Source-to-sink partitioning is altered by changes in the expression of the transcription factor AtHB5 in Arabidopsis.

Carbohydrates are transported from source to sink tissues. The efficiency of this transport determines plant growth and development. The process is finely regulated and transcription factors are crucial in its modulation. AtHB5 is a homeodomain-leucine zipper I transcription factor that is repressed during stem maturation. However, its function in this developmental event is unknown. Here, we investigated the expression pattern and role of AtHB5. AtHB5 was expressed in roots, hypocotyls, stems, petioles, pedicels, and central leaf veins. athb5 mutant plants exhibited wider and more lignified stems than controls, whereas AtHB5 overexpressors showed the opposite phenotype. Cross sections of athb5 mutant stems showed enlarged vascular bundle, xylem, phloem, and petiole areas, whereas AtHB5 overexpressors had callose deposits. Several genes involved in starch biosynthesis and degradation had altered transcript levels in athb5 mutants and AtHB5 overexpressors. Rosette and stem biomass was enhanced in athb5 mutants, positively impacting seed yield, protein, and lipid content. Moreover, these effects were more evident in debranched plants. Finally, transport to roots was significantly slowed in AtHB5 overexpressors. Altogether, the results indicated that AtHB5 is a negative modulator of carbon partitioning and sucrose transport from source to sink tissues, and its overexpression diminished plant biomass and seed yield.

The AtHB1 Transcription Factor Controls the miR164-CUC2 Regulatory Node to Modulate Leaf Development.

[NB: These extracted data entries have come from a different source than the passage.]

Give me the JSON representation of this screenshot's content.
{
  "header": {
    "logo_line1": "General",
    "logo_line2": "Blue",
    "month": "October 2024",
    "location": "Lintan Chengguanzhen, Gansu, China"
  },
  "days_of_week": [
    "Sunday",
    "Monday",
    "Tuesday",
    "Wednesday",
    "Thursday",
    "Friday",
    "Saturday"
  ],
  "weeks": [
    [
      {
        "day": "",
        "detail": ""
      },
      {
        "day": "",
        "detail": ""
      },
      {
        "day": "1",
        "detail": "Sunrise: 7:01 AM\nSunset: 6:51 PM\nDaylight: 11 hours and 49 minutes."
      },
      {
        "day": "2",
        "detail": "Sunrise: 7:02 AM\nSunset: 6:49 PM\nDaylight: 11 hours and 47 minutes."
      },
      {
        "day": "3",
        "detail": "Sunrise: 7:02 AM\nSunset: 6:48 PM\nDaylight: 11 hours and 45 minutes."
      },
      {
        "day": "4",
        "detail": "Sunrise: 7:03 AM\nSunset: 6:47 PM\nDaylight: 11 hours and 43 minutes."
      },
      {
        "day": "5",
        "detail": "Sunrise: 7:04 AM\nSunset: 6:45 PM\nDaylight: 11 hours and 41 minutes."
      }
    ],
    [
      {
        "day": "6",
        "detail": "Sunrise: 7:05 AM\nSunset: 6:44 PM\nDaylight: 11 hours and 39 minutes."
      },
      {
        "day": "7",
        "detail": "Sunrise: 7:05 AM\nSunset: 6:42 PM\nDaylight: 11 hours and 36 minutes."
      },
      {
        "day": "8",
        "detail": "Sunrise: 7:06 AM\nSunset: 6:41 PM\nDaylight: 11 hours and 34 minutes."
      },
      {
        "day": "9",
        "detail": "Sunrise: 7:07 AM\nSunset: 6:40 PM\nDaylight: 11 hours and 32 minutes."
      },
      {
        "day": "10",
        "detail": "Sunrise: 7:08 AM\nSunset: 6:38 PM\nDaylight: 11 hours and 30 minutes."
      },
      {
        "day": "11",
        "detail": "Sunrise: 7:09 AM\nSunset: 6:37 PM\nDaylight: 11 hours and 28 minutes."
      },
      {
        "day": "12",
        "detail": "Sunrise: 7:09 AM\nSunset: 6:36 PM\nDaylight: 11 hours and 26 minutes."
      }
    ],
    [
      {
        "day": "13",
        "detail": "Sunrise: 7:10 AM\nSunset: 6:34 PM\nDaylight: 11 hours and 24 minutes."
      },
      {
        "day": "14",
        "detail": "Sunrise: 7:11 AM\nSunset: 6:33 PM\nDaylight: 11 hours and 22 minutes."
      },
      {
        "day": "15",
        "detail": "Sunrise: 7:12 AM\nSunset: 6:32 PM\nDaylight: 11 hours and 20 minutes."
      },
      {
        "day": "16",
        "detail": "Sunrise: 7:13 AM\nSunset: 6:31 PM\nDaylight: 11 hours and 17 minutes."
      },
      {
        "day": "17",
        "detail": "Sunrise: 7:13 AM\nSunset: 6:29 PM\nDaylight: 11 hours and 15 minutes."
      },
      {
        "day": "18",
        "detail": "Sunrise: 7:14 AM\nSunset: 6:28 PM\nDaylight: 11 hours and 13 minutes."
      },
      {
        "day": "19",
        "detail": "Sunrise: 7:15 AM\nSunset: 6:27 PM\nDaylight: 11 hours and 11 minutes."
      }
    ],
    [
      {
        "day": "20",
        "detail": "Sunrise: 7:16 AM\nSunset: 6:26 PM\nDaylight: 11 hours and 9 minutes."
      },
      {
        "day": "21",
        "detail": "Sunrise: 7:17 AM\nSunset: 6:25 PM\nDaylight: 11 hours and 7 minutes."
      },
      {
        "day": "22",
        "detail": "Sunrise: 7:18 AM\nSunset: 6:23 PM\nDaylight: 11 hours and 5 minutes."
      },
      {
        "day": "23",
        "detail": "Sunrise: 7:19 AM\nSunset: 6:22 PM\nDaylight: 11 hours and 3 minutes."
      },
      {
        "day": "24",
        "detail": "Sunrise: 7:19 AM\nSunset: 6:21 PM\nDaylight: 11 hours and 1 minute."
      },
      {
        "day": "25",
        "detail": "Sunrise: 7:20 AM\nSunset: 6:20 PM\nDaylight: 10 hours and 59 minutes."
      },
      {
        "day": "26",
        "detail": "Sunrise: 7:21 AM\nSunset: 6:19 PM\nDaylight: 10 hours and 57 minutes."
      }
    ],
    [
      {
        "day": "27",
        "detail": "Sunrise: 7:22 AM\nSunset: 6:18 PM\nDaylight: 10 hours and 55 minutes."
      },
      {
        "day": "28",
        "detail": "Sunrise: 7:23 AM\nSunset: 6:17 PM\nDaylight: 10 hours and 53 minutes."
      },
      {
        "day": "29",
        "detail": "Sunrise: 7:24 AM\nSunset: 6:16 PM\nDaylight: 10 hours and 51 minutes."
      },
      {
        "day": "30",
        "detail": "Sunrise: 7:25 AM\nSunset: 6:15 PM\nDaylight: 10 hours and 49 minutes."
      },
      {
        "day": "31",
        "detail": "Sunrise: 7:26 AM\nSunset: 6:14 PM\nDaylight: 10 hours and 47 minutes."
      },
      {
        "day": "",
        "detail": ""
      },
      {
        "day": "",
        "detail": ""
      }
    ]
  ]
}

The presence of small tooth-like indentations, or serrations, characterizes leaf margins of Arabidopsis thaliana plants. The NAC family member CUP-SHAPED COTYLEDON 2 (CUC2), which undergoes post-transcriptional gene silencing by three micro-RNA genes (MIR164A, B and C), controls the extension of leaf serration. Here, we analyzed the role of AtHB1, a transcription factor (TF) belonging to the homeodomain-leucine zipper subfamily I, in shaping leaf margins. Using mutants with an impaired silencing pathway as background, we obtained transgenic plants expressing AtHB1 over 100 times compared to controls. These plants presented an atypical developmental phenotype characterized by leaves with deep serration. Transcript measurements revealed that CUC2 expression was induced in plants overexpressing AtHB1 and repressed in athb1 mutants, indicating a positive regulation exerted by this TF. Moreover, molecular analyses of AtHB1 overexpressing and mutant plants revealed that AtHB1 represses MIR164 transcription. We found that overexpression of MIR164B was able to reverse the serration phenotype of plants overexpressing AtHB1. Finally, chromatin immunoprecipitation assays revealed that AtHB1 was able to bind in vivo the promoter regions of all three MIR164 encoding loci. Altogether, our results indicate that AtHB1 directly represses MIR164 expression to enhance leaf serration by increasing CUC2 levels.

A matter of quantity: Common features in the drought response of transgenic plants overexpressing HD-Zip I transcription factors.

Plant responses to water deficit involve complex molecular mechanisms in which transcription factors have key roles. Previous reports ectopically overexpressed a few members of the homeodomain-leucine zipper I (HD-Zip I) family of transcription factors from different species, and the obtained transgenic plants exhibited drought tolerance which extent depended on the level of overexpression, triggering diverse molecular and physiological pathways. Here we show that most HD-Zip I genes are regulated by drought in the vegetative and/or reproductive stages. Moreover, uncharacterized members of this family were expressed as transgenes both in Col-0 and rdr6-12 backgrounds and were able to enhance drought tolerance in host plants. The extent of such tolerance depended on the expression level of the transgene and was significantly higher in transgenic rdr6-12 than in Col-0. Comparative transcriptome analyses of Arabidopsis thaliana plants overexpressing HD-Zip I proteins indicated that many members have common targets. Moreover, the water deficit tolerance exhibited by these plants is likely due to the induction and repression of certain of these common HD-Zip I-regulated genes. However, each HD-Zip I member regulates other pathways, which, in some cases, generate differential and potentially undesirable traits in addition to drought tolerance. In conclusion, only a few members of this family could become valuable tools to improve drought-tolerance.